Contributed by Emile Boulpaep, Walter Boron
See the following websites for more information on cochlear implants:
The cochlear implant exploits the tonotopic arrangement of auditory nerve fibers. By stimulating near the base of the cochlea, it is possible to trigger a perception of high-frequency sounds; stimulation toward the apex evokes low-frequency sounds. The efficacy of the implant can be extraordinary. Users require training of a few months or longer, and in many cases, they achieve very good comprehension of spoken speech, even as it comes across on a telephone.
As the technology and safety of cochlear implants have improved, so has their popularity. By 2010, >200,000 people were using cochlear implants worldwide, ~80,000 of them infants and children. The best candidates for cochlear implants are young children (optimally as young as 1 year) and older children or adults whose deafness was acquired after they learned some speech. Children older than ~7 years and adults whose deafness preceded any experience with speech generally do not fare as well with cochlear implants. The systems of sensory neurons in the brain, including the auditory system, need to experience normal inputs at a young age to develop properly. When the auditory system is deprived of sounds early in life, it can never develop completely normal function even if sensory inputs are restored during adulthood.
Central Processing of Auditory Patterns
Contributed by Philine Wangemann
Auditory patterns are analyzed in the medial geniculate and the auditory cortex. Neurons in these areas are often highly specialized and respond only to a specific frequency and intensity pattern. Interpretation of sound elements requires cortical input beyond the auditory cortex.

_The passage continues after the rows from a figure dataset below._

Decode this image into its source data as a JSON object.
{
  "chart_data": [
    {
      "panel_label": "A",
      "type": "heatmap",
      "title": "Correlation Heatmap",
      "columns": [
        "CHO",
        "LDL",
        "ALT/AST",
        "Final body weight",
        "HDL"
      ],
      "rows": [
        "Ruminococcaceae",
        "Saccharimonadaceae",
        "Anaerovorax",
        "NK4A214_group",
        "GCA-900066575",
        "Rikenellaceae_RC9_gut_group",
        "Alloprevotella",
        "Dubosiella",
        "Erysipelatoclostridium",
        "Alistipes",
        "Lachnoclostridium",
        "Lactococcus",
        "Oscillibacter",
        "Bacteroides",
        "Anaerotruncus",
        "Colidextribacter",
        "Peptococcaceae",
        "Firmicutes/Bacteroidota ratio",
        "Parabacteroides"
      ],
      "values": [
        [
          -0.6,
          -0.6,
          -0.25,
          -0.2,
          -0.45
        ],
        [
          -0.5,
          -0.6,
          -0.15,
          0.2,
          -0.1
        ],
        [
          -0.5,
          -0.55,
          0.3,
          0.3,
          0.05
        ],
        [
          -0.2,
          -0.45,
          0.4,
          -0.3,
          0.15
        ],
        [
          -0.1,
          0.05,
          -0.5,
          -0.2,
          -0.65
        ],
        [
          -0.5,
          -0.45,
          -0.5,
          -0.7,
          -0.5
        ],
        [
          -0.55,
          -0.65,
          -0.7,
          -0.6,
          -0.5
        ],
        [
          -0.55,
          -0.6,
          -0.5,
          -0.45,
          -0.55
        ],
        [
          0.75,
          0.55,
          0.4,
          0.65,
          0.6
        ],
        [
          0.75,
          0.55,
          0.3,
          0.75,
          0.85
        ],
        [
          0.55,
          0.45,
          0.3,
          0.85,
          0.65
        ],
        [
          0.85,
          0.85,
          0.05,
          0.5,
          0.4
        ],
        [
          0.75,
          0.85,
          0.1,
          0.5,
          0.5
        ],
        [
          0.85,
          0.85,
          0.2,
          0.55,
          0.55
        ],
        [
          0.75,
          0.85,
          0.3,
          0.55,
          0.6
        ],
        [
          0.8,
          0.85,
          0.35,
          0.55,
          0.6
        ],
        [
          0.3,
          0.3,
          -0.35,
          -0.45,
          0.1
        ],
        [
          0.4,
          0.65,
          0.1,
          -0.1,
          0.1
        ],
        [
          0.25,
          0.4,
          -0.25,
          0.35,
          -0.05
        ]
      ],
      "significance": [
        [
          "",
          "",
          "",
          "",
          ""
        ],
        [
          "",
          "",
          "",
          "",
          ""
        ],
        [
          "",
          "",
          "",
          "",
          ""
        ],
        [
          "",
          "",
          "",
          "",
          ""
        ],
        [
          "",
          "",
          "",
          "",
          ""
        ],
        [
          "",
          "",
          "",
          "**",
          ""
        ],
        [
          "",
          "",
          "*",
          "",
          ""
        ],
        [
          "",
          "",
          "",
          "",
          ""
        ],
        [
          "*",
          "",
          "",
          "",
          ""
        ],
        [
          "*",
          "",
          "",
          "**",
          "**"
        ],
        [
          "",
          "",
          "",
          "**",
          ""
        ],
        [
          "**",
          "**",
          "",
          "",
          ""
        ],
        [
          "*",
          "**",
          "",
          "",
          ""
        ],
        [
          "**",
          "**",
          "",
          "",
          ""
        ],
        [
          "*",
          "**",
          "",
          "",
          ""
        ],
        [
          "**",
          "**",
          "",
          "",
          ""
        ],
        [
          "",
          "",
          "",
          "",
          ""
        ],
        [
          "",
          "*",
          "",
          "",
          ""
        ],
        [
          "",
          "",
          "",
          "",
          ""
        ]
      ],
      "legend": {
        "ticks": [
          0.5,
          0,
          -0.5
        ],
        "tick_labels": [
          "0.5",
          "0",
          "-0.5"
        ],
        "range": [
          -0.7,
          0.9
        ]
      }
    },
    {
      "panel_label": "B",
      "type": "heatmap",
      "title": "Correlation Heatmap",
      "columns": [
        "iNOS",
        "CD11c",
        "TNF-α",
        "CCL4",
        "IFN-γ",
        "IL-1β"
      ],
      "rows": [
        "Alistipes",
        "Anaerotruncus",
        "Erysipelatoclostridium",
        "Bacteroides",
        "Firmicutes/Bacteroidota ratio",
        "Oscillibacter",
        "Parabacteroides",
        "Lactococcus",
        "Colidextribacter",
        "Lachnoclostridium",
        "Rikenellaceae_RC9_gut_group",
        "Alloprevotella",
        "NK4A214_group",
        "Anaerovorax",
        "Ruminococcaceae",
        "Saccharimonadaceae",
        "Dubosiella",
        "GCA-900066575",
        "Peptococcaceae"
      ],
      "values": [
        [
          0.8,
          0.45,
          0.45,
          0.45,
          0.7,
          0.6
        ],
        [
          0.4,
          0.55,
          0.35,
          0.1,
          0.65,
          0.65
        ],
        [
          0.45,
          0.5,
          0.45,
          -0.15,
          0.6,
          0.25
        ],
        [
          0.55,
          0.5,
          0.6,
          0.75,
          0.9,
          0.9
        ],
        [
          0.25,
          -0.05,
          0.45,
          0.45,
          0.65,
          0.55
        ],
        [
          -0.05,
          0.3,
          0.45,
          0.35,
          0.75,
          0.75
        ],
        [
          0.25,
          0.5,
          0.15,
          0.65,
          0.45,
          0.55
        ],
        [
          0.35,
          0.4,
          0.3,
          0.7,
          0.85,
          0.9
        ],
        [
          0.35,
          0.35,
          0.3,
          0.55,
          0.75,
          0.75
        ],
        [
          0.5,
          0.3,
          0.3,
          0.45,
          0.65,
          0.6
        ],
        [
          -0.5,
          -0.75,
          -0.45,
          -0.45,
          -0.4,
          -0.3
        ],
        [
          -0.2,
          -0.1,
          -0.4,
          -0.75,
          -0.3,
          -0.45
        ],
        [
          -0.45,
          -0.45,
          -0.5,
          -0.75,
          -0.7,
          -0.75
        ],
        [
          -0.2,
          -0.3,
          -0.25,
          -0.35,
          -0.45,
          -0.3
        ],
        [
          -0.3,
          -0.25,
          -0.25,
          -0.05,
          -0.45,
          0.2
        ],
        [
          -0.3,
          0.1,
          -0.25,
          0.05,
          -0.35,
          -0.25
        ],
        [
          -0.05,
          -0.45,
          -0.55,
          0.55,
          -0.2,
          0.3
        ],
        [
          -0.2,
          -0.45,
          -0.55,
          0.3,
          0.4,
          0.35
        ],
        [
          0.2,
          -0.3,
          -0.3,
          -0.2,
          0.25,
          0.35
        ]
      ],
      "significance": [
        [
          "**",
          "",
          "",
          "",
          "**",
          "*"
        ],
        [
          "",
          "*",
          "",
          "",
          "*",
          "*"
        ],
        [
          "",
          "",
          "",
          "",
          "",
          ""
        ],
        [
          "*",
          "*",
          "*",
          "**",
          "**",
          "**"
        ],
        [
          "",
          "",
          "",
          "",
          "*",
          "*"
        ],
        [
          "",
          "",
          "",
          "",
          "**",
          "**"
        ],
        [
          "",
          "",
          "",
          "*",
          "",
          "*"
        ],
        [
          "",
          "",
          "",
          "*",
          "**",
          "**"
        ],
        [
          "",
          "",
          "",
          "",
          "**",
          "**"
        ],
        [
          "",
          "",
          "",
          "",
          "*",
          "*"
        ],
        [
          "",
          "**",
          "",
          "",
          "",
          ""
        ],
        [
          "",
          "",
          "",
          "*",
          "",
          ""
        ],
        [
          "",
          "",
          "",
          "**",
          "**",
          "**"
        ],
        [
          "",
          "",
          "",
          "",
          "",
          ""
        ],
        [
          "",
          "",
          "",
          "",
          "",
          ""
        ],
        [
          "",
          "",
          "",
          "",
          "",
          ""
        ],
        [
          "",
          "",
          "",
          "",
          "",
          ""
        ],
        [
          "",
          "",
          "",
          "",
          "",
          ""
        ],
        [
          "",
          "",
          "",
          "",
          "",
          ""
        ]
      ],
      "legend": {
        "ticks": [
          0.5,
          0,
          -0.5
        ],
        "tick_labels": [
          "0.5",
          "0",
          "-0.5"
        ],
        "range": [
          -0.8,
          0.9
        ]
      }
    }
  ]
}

Central processing is clinically evaluated by auditory brainstem recordings. The coordinated firing of groups of neurons in responses to brief stimuli (clicks or tone pips) produces transient voltage fluctuations that can be detected with surface electrodes. Distinctive voltage fluctuations occur 2 to 12 ms after the stimulus and can be associated with neuronal activity in the auditory pathway including the cochlear nerve, cochlear nucleus, and superior olivary complex.